Defendant also contends, however, that co-ownership enables each owner to exercise immediate control and possession of the vehicle; that such right to control itself established an agency relationship. We cannot agree. Some courts do adopt this rather anomalous theory. Fox v. Lavender, 89 Utah 115, 56 P2d 1049, 109 A.L.R. 105; Emerich v. Bigsby, 231 Wis 473, 286 N.W. 51.

Defendant acknowledges that a co-owner of non-fungible personal property in possession may usually exclude his co-owner from asserting the right to immediate seizure of possession. 4 Am Jur, Cotenancy 93, § 23. He says the rule does not apply in this instance when both owners were present in the car and that plaintiff's co-ownership entitled him to assert immediate control. Whatever may be the property right generally of one co-owner of property to seize possession from another co-owner we believe it ignores the realities of life to apply such a theory to a motor vehicle in operation upon a street or highway.

3. No one could sensibly contend that co-ownership entitled a nondriving co-owner to directly interfere *287 with the actual manipulations of driving. Such hazardous conduct could not be tolerated for obvious reasons. Nor does such relationship, in and of itself, permit that type of control which creates the unequivocal right to designate destination, route, course or manner of operation, speed and other factors indicating control in the more remote sense. We can conceive of situations in which other factors would establish one co-owner as the managing owner. As between parent and child or a senior partner in respect to a junior one — by reason of contract or natural deference — it can be visualized that the dominate owner could, and perhaps would, direct the course and manner of operation. But in the absence of any evidence establishing such a right of control, either by status or agreement, we cannot say that a nondriving co-owner has the unquestioned right to assert authority over the driving co-owner. In this instance it is conceded that plaintiff did not even know how to drive a car. It would seem, therefore, sheer mockery to say that nontheless this man had the right to direct the operation of the car.

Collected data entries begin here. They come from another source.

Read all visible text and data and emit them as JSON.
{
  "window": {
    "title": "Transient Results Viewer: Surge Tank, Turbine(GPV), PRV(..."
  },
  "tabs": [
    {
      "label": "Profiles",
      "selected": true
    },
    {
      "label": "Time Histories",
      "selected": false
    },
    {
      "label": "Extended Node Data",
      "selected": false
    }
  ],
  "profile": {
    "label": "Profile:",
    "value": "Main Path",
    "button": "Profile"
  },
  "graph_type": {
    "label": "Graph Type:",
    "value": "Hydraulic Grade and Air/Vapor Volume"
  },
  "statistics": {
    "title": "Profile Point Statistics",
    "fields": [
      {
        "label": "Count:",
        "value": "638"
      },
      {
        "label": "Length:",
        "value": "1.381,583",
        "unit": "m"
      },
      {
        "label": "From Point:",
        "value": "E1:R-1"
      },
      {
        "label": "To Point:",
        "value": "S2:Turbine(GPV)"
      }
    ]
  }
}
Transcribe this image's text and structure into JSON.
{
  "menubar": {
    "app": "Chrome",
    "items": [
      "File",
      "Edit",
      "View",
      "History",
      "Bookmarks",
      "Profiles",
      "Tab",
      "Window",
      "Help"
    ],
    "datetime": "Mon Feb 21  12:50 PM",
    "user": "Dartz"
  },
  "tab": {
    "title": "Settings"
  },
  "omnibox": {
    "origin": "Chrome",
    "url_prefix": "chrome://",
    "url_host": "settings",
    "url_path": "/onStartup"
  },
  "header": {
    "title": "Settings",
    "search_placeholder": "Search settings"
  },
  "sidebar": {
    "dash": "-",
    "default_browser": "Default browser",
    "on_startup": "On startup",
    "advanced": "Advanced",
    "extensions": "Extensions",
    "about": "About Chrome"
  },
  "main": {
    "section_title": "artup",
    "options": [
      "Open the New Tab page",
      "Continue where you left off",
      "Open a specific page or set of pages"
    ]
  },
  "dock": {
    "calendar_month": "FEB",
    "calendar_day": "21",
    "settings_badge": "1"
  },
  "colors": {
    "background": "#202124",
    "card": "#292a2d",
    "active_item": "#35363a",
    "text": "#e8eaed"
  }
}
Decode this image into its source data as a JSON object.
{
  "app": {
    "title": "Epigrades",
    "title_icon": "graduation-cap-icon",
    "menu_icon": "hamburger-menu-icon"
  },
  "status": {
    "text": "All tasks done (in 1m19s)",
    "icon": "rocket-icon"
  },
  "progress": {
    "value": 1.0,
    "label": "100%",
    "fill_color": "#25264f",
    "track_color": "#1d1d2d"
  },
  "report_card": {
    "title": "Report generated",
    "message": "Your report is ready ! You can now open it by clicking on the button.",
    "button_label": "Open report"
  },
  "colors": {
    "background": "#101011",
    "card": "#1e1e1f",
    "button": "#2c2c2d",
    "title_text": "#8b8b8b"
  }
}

4. The better rule is that followed in Sherman v. Korff, 353 Mich. 387, 91 NW2d 485; Jenks v. Veeder Contracting Co., Inc., 177 Misc 240, 30 NYS2d 278 (Affd. 264 App Div 979, 37 NYS2d 230); Christensen v. Hennepin Transportation Co., 215 Minn 394, 10 NW2d 406, 147 A.L.R. 945. Professor James at 28 Tulane Law Rev 161, at page 214, says: "Yet here again where husband and wife are co-owners, there is a growing judicial reluctance to find the requisite control from that fact alone." There is merit in the restraint to be exercised by a co-owner as stated by Justice Smith in Sherman v. Korff, supra, at 91 NW2d 486:

*288 "* * * what control or right of control has a passenger, even though he may be a co-owner, as the car speeds down the highway, driven by the other co-owner? Any attempted exercise of the right of control by wresting the wheel from the driver would be fool-hardy. Equally menacing to the driver's efficient operation of the machine are raucous reproaches, strident denunciations, or even persistent unctuous admonitions from the back seat. `Generally,' it was well put in a federal case, `It is the duty of the passenger to sit still and say nothing. It is his duty, because any other course is fraught with danger. Interference, by laying hold of an operating lever, or by exclamation, or even by direction or inquiry, is generally to be deprecated; in the long run, the greater safety lies in letting the driver alone.' Southern Pacific Co. v. Wright, 9 Cir., 248 F. 261, 264."

We conclude that co-ownership is not sufficient to impute the negligence of one such owner to another as a matter of law.

Affirmed.

McALLISTER, C.J., and LUSK, J., dissent.